Barnabas Yusuf Bala (20 December 1956 – 11 July 2021), popularly known as Bala Bantex, was a Nigerian architect and politician. He served as Deputy Governor of Kaduna State from May 2015 to May 2019 under Governor Nasir El-Rufai. Prior to that, he was Kaduna State Chairman of the All Progressives Congress (APC) from October 2014 to May 2015.

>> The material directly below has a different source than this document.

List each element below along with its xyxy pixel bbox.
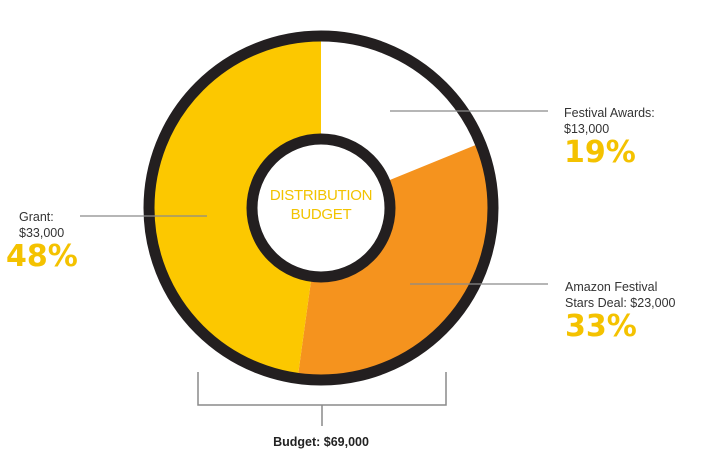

==Early life and education==
Barnabas Bala was born on 20 December 1956 in Kaura, Northern Region of British Nigeria (now in Kaduna State). He earned a degree in Architecture from the University of Lagos.

==Career==
=== Architectural career ===
He founded the architectural firm Bantex Consortium, through which he designed and supervised construction projects across northern Nigeria. His firm’s work included notable commissions such as church buildings, institutional complexes—and drew commendations from figures including President Obasanjo and General Ibrahim Babangida.

=== Political career ===
Bala served as Chairman of the APC in Kaduna State from 2014 to 2015. In 2015, he was elected as Deputy Governor of Kaduna State, serving until 2019. He later contested the Senate seat for Kaduna South in 2019 but was unsuccessful.

==Death and burial==
Barnabas Bala died on 11 July 2021 in Abuja after a protracted illness, at the age of 64. His funeral in Manchok, Kaura LGA, Kaduna State, drew widespread tributes—including from Governor El-Rufai, who described him as "one of the most honest and decent humans I have ever come across." Bantex was also remembered for his architectural contributions such as designing the ECWA headquarters in Jos.